@Gollum Vous devriez lire la littérature sur ce sujet. On reconnait différents niveau qui vont de la simple tentation à la possession. L’emprise spirituelle est un niveau intermédiaire. Les démons ne peuvent vous influencer que si vous leur ouvrez des portes. Cela arrive souvent lors de la petite enfance où même avant lorsque vous vivez une blessure spirituelle : un sentiment d’abandon, une maladie, des violences mais aussi un viol ou une consécration à une divinité. La plupart du temps, ces événements sont oubliés, ce qui rend la fermeture de la porte difficile. Souvent, l’enfant qui ne sait comment réagir tente de soigner le mal par le mal. Un tiers environ des personnes qui ont subi un inceste seront incestueux à leur tour. La délivrance ne peut se faire que par la personne qui cherche à se libérer. Elle peut se faire aider dans les situations les plus graves (occultisme, sorcellerie) mais sa participation volontaire et active est une condition de la guérison. Il existe des gourous qui proposent l’utilisation des démons dans le processus, mais cela ajoute du mal au mal. C’est la renonciation au mal qui permet la guérison.
@Gollum « Possédé » n’est pas le terme que j’ai employé. Les gens normaux subissent l’influence des démons, mais gardent leur liberté de les suivre ou pas. ils sont parfaitement responsables de leurs actes. Les possédés ont perdu leur liberté et le phénomène est très rare. Les gens « normaux » ne sont pas prêt de reconnaître leur propre violence par exemple. Ils préfèrent en accuser leurs interlocuteurs lorsque ceux-ci les contrarient. La violence est l’alliée du mensonge.

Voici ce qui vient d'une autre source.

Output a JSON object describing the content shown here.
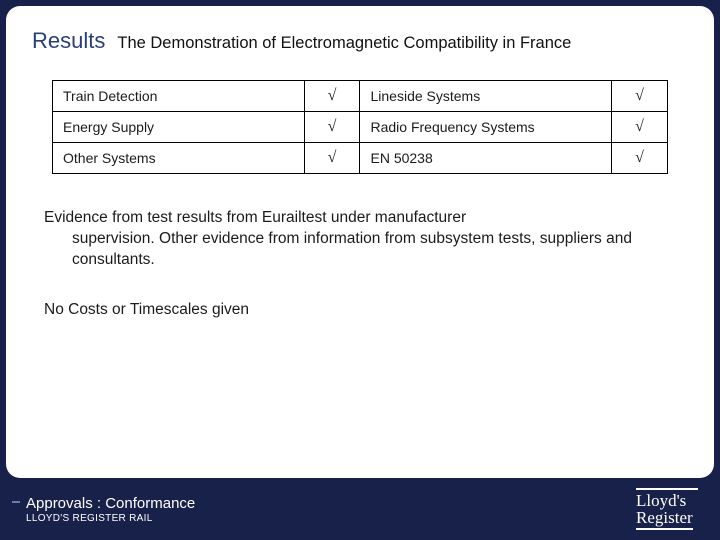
{
  "colors": {
    "page_bg": "#18214a",
    "panel_bg": "#ffffff",
    "heading": "#2a3f7a",
    "text": "#1b1b1b",
    "table_border": "#000000",
    "footer_text": "#ffffff"
  },
  "title": {
    "heading": "Results",
    "subtitle": "The Demonstration of Electromagnetic Compatibility in France"
  },
  "table": {
    "rows": [
      {
        "left_label": "Train Detection",
        "left_check": "√",
        "right_label": "Lineside Systems",
        "right_check": "√"
      },
      {
        "left_label": "Energy Supply",
        "left_check": "√",
        "right_label": "Radio Frequency Systems",
        "right_check": "√"
      },
      {
        "left_label": "Other Systems",
        "left_check": "√",
        "right_label": "EN 50238",
        "right_check": "√"
      }
    ]
  },
  "paragraph": {
    "line1": "Evidence from test results from  Eurailtest under manufacturer",
    "line2": "supervision. Other evidence from information from subsystem tests, suppliers and consultants."
  },
  "closing": "No Costs or Timescales given",
  "footer": {
    "title_a": "Approvals ",
    "title_b": ": Conformance",
    "sub": "LLOYD'S REGISTER RAIL",
    "logo_top": "Lloyd's",
    "logo_bottom": "Register"
  }
}
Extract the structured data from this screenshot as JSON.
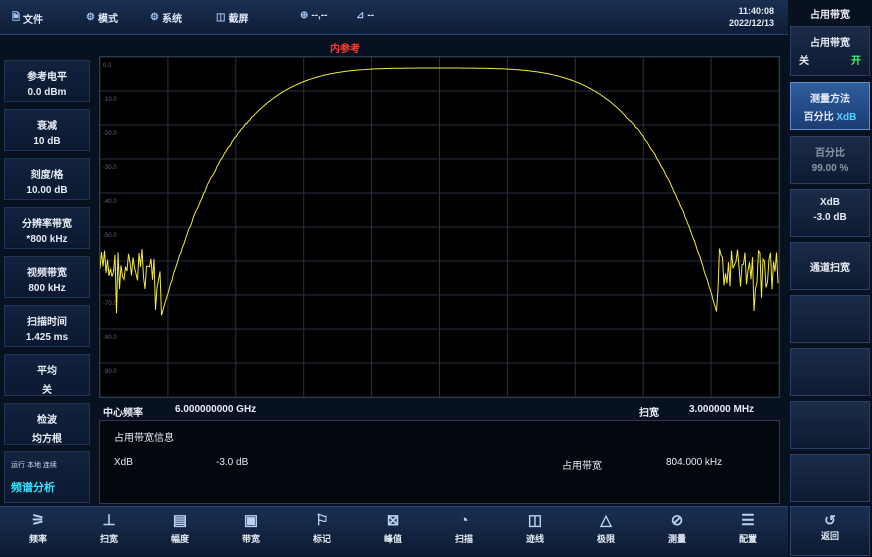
{
  "topbar": {
    "file": "文件",
    "mode": "模式",
    "system": "系统",
    "screenshot": "截屏",
    "status1": "--,--",
    "status2": "--",
    "time": "11:40:08",
    "date": "2022/12/13"
  },
  "graph": {
    "ref_label": "内参考",
    "y_ticks": [
      "0.0",
      "-10.0",
      "-20.0",
      "-30.0",
      "-40.0",
      "-50.0",
      "-60.0",
      "-70.0",
      "-80.0",
      "-90.0"
    ]
  },
  "left_panel": [
    {
      "title": "参考电平",
      "value": "0.0 dBm"
    },
    {
      "title": "衰减",
      "value": "10 dB"
    },
    {
      "title": "刻度/格",
      "value": "10.00 dB"
    },
    {
      "title": "分辨率带宽",
      "value": "*800 kHz"
    },
    {
      "title": "视频带宽",
      "value": "800 kHz"
    },
    {
      "title": "扫描时间",
      "value": "1.425 ms"
    },
    {
      "title": "平均",
      "value": "关"
    },
    {
      "title": "检波",
      "value": "均方根"
    }
  ],
  "status": {
    "line1": "运行 本地 连续",
    "mode": "频谱分析"
  },
  "freq_bar": {
    "center_label": "中心频率",
    "center_value": "6.000000000 GHz",
    "span_label": "扫宽",
    "span_value": "3.000000 MHz"
  },
  "info": {
    "title": "占用带宽信息",
    "xdb_label": "XdB",
    "xdb_value": "-3.0 dB",
    "obw_label": "占用带宽",
    "obw_value": "804.000 kHz"
  },
  "right_panel": {
    "title": "占用带宽",
    "obw_toggle": {
      "label": "占用带宽",
      "off": "关",
      "on": "开"
    },
    "method": {
      "label": "测量方法",
      "opt1": "百分比",
      "opt2": "XdB"
    },
    "percent": {
      "label": "百分比",
      "value": "99.00 %"
    },
    "xdb": {
      "label": "XdB",
      "value": "-3.0 dB"
    },
    "channel": {
      "label": "通道扫宽"
    }
  },
  "bottom_bar": [
    {
      "label": "频率",
      "icon": "freq-icon"
    },
    {
      "label": "扫宽",
      "icon": "span-icon"
    },
    {
      "label": "幅度",
      "icon": "amplitude-icon"
    },
    {
      "label": "带宽",
      "icon": "bandwidth-icon"
    },
    {
      "label": "标记",
      "icon": "marker-icon"
    },
    {
      "label": "峰值",
      "icon": "peak-icon"
    },
    {
      "label": "扫描",
      "icon": "sweep-icon"
    },
    {
      "label": "迹线",
      "icon": "trace-icon"
    },
    {
      "label": "极限",
      "icon": "limit-icon"
    },
    {
      "label": "测量",
      "icon": "measure-icon"
    },
    {
      "label": "配置",
      "icon": "config-icon"
    }
  ],
  "return_label": "返回"
}
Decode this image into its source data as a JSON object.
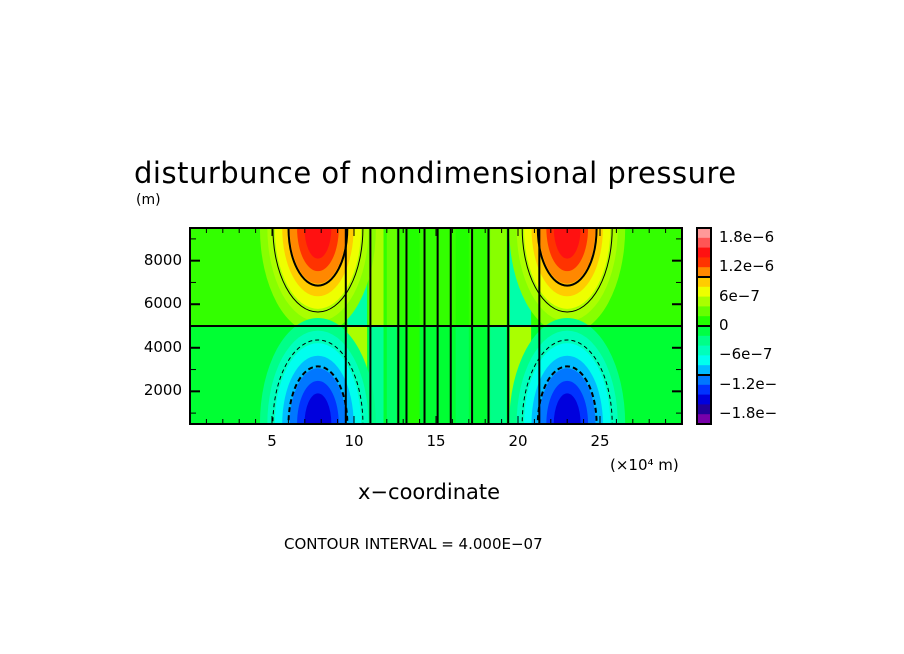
{
  "chart_data": {
    "type": "heatmap",
    "title": "disturbunce of nondimensional pressure",
    "ylabel_unit": "(m)",
    "xlabel": "x−coordinate",
    "xunit": "(×10⁴ m)",
    "footnote": "CONTOUR INTERVAL = 4.000E−07",
    "xlim": [
      0,
      30
    ],
    "ylim": [
      500,
      9500
    ],
    "xticks": [
      {
        "value": 5,
        "label": "5"
      },
      {
        "value": 10,
        "label": "10"
      },
      {
        "value": 15,
        "label": "15"
      },
      {
        "value": 20,
        "label": "20"
      },
      {
        "value": 25,
        "label": "25"
      }
    ],
    "yticks": [
      {
        "value": 2000,
        "label": "2000"
      },
      {
        "value": 4000,
        "label": "4000"
      },
      {
        "value": 6000,
        "label": "6000"
      },
      {
        "value": 8000,
        "label": "8000"
      }
    ],
    "contour_interval": 4e-07,
    "colorbar": {
      "range": [
        -2e-06,
        2e-06
      ],
      "labels": [
        {
          "value": 1.8e-06,
          "label": "1.8e−6"
        },
        {
          "value": 1.2e-06,
          "label": "1.2e−6"
        },
        {
          "value": 6e-07,
          "label": "6e−7"
        },
        {
          "value": 0,
          "label": "0"
        },
        {
          "value": -6e-07,
          "label": "−6e−7"
        },
        {
          "value": -1.2e-06,
          "label": "−1.2e−"
        },
        {
          "value": -1.8e-06,
          "label": "−1.8e−"
        }
      ],
      "colors": [
        "#ff9999",
        "#ff5555",
        "#ff1111",
        "#ff3300",
        "#ff8800",
        "#ffcc00",
        "#eeff00",
        "#aaff00",
        "#66ff00",
        "#22ff00",
        "#00ff44",
        "#00ff88",
        "#00ffbb",
        "#00ffee",
        "#00bbff",
        "#0077ff",
        "#0033ff",
        "#0000dd",
        "#220099",
        "#7700aa"
      ]
    },
    "features": [
      {
        "type": "positive-lobe",
        "x_center": 7.8,
        "y_range": [
          5000,
          9500
        ],
        "peak": 1.4e-06
      },
      {
        "type": "negative-lobe",
        "x_center": 7.8,
        "y_range": [
          500,
          5000
        ],
        "peak": -1.4e-06
      },
      {
        "type": "positive-lobe",
        "x_center": 23.0,
        "y_range": [
          5000,
          9500
        ],
        "peak": 1.4e-06
      },
      {
        "type": "negative-lobe",
        "x_center": 23.0,
        "y_range": [
          500,
          5000
        ],
        "peak": -1.4e-06
      }
    ],
    "grid": false
  }
}
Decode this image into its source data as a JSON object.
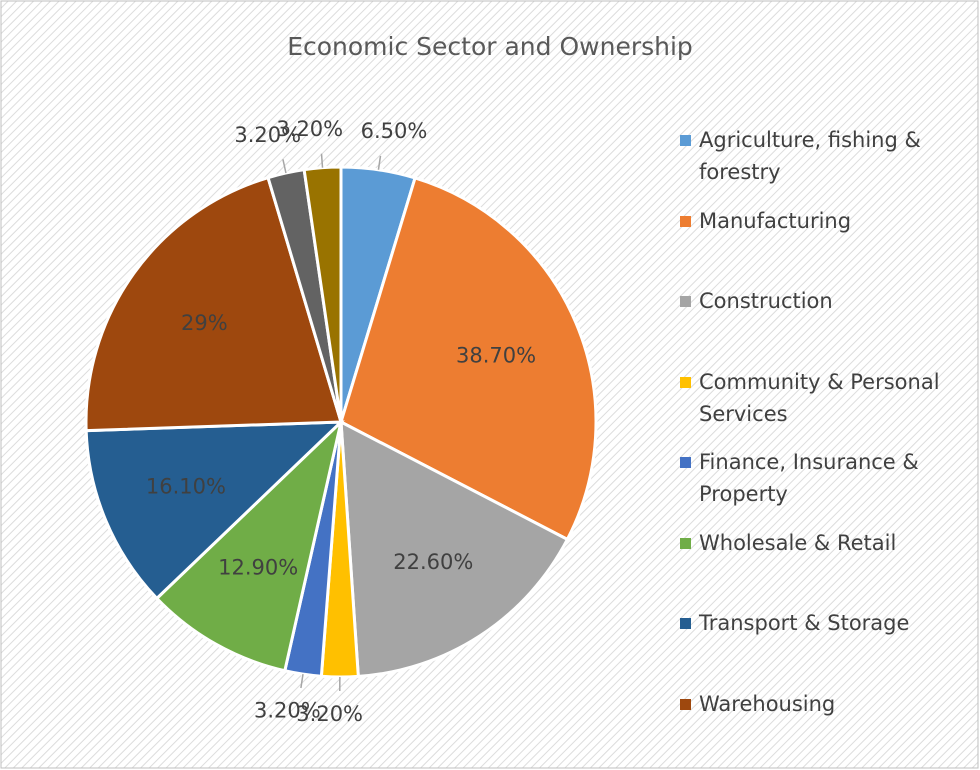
{
  "chart_data": {
    "type": "pie",
    "title": "Economic Sector and Ownership",
    "categories": [
      "Agriculture, fishing & forestry",
      "Manufacturing",
      "Construction",
      "Community & Personal Services",
      "Finance, Insurance & Property",
      "Wholesale & Retail",
      "Transport & Storage",
      "Warehousing",
      null,
      null
    ],
    "values": [
      6.5,
      38.7,
      22.6,
      3.2,
      3.2,
      12.9,
      16.1,
      29,
      3.2,
      3.2
    ],
    "value_labels": [
      "6.50%",
      "38.70%",
      "22.60%",
      "3.20%",
      "3.20%",
      "12.90%",
      "16.10%",
      "29%",
      "3.20%",
      "3.20%"
    ],
    "colors": [
      "#5b9bd5",
      "#ed7d31",
      "#a5a5a5",
      "#ffc000",
      "#4472c4",
      "#70ad47",
      "#255e91",
      "#9e480e",
      "#636363",
      "#997300"
    ],
    "legend": "right"
  }
}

@Pierre Sarramagnan-Souchier Merci pour votre témoignage. Je suis bien conscient que l’Esprit-Saint ne souffle pas partout dans l’Eglise. Je suis très engagé dans l’accueil des personnes en recherche du Christ, en particulier les apostats de l’islam et il y a de grandes disparités d’un diocèse à l’autre, d’une paroisse à l’autre. Il m’est arrivé parfois de recevoir des injures alors qu’il existe des endroits où la bienveillance domine. La bienveillance fait partie des signes de la présence de l’Esprit-Saint (Galates 5, 22) mais pas l’injure, alors l’injure ne me touche pas. Souvent, c’est la peur qui en est le moteur. Lorsqu’une personne est violente, elle a rarement conscience de sa propre violence. Il est plus facile d’en accuser les autres, en commençant par Dieu lui-même. Le Coran a un verset pour ça : « Ce n’est pas vous qui les avez tués : mais c’est Allah qui les a tués » (s8,17). Pas sûr que Allah apprécie cette accusation pour le moins violente à son égard. La violence est ainsi la meilleure auxiliaire du mensonge. Nous refusons parfois de dire la Vérité pour éviter une accusation de violence. L’inversion accusatoire est un sophisme puissant, très souvent utilisé par les commentateurs d’Agoravox pour faire taire la contradiction.
@Max31 Effectivement l’Eglise est prudente et parfois un peu trop. Je sens la peur dans beaucoup de décisions de l’Eglise aujourd’hui avec une augmentation de la bureaucratie. Après, les guérisons, cela n’apporte pas grand chose qu’elles soient reconnues ou pas. Il s’agit la plupart du temps d’une révélation privée dont le destinataire connaît la réalité de cette guérison et aussi le sens qu’il faut lui donner. J’ai toujours vu les personnes guéries se tourner vers Dieu et annoncer l’Evangile sans peur. Dieu s’adresse à chacun de nous de la manière qu’il sait la plus efficace au moment qu’il sait le plus favorable. Ceux qui ne veulent que leur confort ou mettre Dieu à l’épreuve n’ont aucune chance de recevoir une guérison. Ils peuvent toujours se tourner vers Satan qui pratique également la guérison. Si le salut offert par Dieu ne les intéressent pas, ils seront servis.